Radar nusantara 7.com//FLORES TIMUR – Kepala Badan Nasional Penanggulangan Bencana (BNPB), Letjen TNI Dr. Suharyanto, S.Sos., M.M., bersama jajaran Forum Koordinasi Pimpinan Daerah (Forkopimda) Kabupaten Flores Timur mengunjungi Hunian Sementara (Huntara) yang berada di Desa Konga, Kecamatan Titehena, Jumat (17/7/2026).
Kunjungan tersebut dilakukan sebagai bagian dari upaya pemerintah pusat untuk memantau sekaligus mempercepat proses pemulihan jangka panjang bagi masyarakat yang terdampak erupsi Gunungapi Lewotobi Laki-Laki.
Selain meninjau kondisi hunian sementara, Kepala BNPB juga berdialog secara langsung dengan masyarakat guna menyerap aspirasi, mendengarkan berbagai keluhan, serta mencari solusi atas persoalan yang dihadapi warga selama tinggal di Huntara.
Dalam suasana penuh kehangatan dan kekeluargaan, Kepala BNPB didampingi Ketua DPRD Flores Timur, Wakil Bupati Flores Timur, serta jajaran Forkopimda mendengar langsung berbagai masukan dari masyarakat terkait kebutuhan percepatan pembangunan hunian tetap (Huntap).
Pemerintah pusat dan Pemerintah Kabupaten Flores Timur terus bergerak cepat merespons harapan warga yang ingin segera menempati hunian permanen. Dalam pertemuan tersebut, Wakil Bupati Flores Timur menyampaikan bahwa pemerintah daerah telah menetapkan tiga titik relokasi yang akan menjadi lokasi pembangunan permukiman baru bagi warga terdampak.
Tak hanya itu, pemerintah juga menyepakati percepatan pembangunan infrastruktur kawasan permukiman, termasuk usulan penambahan sebanyak 238 unit hunian tetap mandiri yang dibangun di atas lahan milik warga.
Program Huntap mandiri tersebut merupakan pengembangan dari tahap awal yang sebelumnya hanya diperuntukkan bagi 12 kepala keluarga. Hingga saat ini, sebanyak 11 unit rumah telah selesai dibangun, sementara satu unit lainnya yang sempat terkendala administrasi lahan kini telah memperoleh persetujuan dan segera memasuki tahap pembangunan.

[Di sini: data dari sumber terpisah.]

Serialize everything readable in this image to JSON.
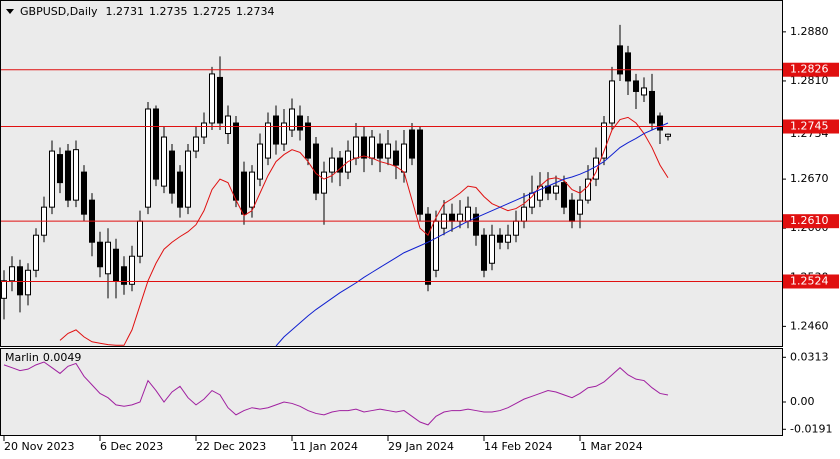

Melihat keberhasilan program tersebut, masyarakat mengusulkan tambahan 238 unit Huntap mandiri baru. Nantinya, pembangunan ratusan hunian tersebut akan dilaksanakan secara bersamaan dengan pembangunan kompleks Huntap utama yang dikerjakan oleh Kementerian Perumahan dan Kawasan Permukiman (PKP).
Di sela-sela kunjungannya, Kepala BNPB juga memberikan perhatian khusus kepada anak-anak yang tinggal di Hunian Sementara Desa Konga. Secara langsung, Letjen TNI Dr. Suharyanto membagikan bingkisan kepada seluruh anak-anak sebagai bentuk kepedulian dan dukungan moril bagi mereka yang terdampak bencana.
Masih pada hari yang sama, Kepala BNPB bersama rombongan melanjutkan kunjungan ke Pos Pemantauan Gunungapi Lewotobi Laki-Laki yang berada di Desa Pululera, Kecamatan Titehena. Kunjungan tersebut dilakukan untuk memantau secara langsung perkembangan aktivitas vulkanik gunung serta memastikan langkah mitigasi bencana berjalan optimal.
Pemerintah pusat melalui BNPB bersama Pemerintah Kabupaten Flores Timur menegaskan komitmennya untuk terus hadir dan mendampingi masyarakat terdampak erupsi Gunungapi Lewotobi Laki-Laki hingga proses pemulihan dapat berjalan secara menyeluruh.
Dengan sinergi antara pemerintah pusat, pemerintah daerah, serta seluruh pemangku kepentingan, diharapkan masyarakat terdampak dapat segera memperoleh hunian yang layak dan kembali menjalani kehidupan dengan aman dan nyaman.